Depending on your development workflow, you can install Bolt one of three ways:
- From RubyGems
- From your Gemfile with Bundler
- From source
Bolt vendors a version of Puppet that supports executing tasks and plans, so you do not need to install Puppet. If you happen to already have Puppet installed, then the vendored version takes precedence and does not conflict with the already installed version.

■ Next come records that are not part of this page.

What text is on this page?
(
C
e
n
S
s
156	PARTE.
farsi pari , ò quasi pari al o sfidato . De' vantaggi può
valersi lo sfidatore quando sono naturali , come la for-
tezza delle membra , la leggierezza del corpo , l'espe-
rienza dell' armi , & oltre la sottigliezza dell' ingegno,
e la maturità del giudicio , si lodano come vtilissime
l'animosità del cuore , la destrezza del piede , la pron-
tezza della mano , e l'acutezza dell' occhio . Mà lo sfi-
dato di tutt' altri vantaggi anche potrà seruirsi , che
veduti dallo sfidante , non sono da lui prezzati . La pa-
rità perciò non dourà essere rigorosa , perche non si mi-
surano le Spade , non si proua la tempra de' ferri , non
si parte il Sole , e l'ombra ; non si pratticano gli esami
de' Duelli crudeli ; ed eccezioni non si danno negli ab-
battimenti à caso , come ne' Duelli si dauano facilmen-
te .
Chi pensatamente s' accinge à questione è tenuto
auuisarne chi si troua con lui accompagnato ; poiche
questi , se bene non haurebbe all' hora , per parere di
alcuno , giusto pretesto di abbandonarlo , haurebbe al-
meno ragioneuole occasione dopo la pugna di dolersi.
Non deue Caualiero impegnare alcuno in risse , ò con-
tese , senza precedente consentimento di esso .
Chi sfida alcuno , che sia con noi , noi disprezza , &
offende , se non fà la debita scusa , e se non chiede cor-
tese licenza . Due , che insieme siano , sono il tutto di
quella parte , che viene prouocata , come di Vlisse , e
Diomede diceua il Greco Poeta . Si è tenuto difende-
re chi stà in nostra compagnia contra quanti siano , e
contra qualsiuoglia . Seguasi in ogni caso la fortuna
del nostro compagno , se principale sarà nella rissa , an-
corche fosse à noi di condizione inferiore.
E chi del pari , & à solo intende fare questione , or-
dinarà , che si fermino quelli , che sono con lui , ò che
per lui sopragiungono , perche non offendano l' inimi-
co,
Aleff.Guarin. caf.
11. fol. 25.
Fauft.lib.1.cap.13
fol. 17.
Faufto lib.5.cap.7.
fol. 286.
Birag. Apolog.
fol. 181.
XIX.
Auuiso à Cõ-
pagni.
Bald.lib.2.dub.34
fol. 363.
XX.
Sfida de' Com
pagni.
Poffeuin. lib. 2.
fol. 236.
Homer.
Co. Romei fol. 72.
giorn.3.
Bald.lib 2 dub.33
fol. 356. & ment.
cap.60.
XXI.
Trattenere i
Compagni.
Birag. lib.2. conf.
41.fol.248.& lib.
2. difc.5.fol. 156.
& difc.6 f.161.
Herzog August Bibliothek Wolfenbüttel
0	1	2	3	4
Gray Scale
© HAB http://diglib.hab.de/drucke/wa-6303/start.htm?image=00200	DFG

To install from RubyGems, run:
gem install bolt
To use Bundler, add this to your Gemfile:
gem 'bolt'
Alternatively there are rake tasks defined in bundler that allow you to install your local Bolt with any changes you made for development and testing.
bundle exec rake install
bundle exec rake install:local
To run Bolt from source:
bundle install --path .bundle --without test
bundle exec bolt ...
To use rubocop
, perform the bundle install with no exclusions
bundle install --path .bundle --with test
bundle exec rake rubocop
Some module content is included with the Bolt gem for out-of-the-box use. Some of those modules are included in this repository and others are managed with the Puppetfile included in this repository. All the bundled modules are installed in the modules
directory.
To change external modules (to add a new module or bump the version), update the Puppetfile and then run bundle exec r10k puppetfile install
.
Some tests require a Windows VM or Linux containers. For Linux tests (recommended, if you're not sure) run docker-compose -f spec/docker-compose.yml up -d --build
from the project root directory. For windows tests, execute vagrant up
from the root of the bolt repo to bring these up with the provided Vagrantfile. Any tests that require this are tagged with :winrm
or :ssh
in rspec.
Additional tests may run in a local environment and require certain shell capabilities. For example tests that require a Bash-like environment are tagged with :bash
in rspec.
Some tests will also require that the bundled modules described above are installed. Ensure the modules are installed for testing with the following command:
bundle exec r10k puppetfile install .
To run all tests, run:
$ bundle exec rake test
To run specific versions of tagged tests, run the integration
target with the tag appended, e.g.:
$ bundle exec rake integration:bash
To exclude tests that rely on Vagrant, run:
$ bundle exec rake unit
Windows includes additional tests that require a full Windows Server VM to run; we run them in AppVeyor. If you need to run the tests locally set APPVEYOR_AGENTS=true
, re-run vagrant up
to create a Windows Server 2016 Core
VM, and run tests with
$ BOLT_WINRM_PORT=35985 BOLT_WINRM_SMB_PORT=3445 BOLT_WINRM_USER=vagrant BOLT_WINRM_PASSWORD=vagrant bundle exec rake integration:appveyor_agents
To use rubocop
on Windows, you must install the ruby.devkit
and the MSYS2 base package.
choco install ruby.devkit
refreshenv
ridk install # Choose the base install and complete the Wizard selections.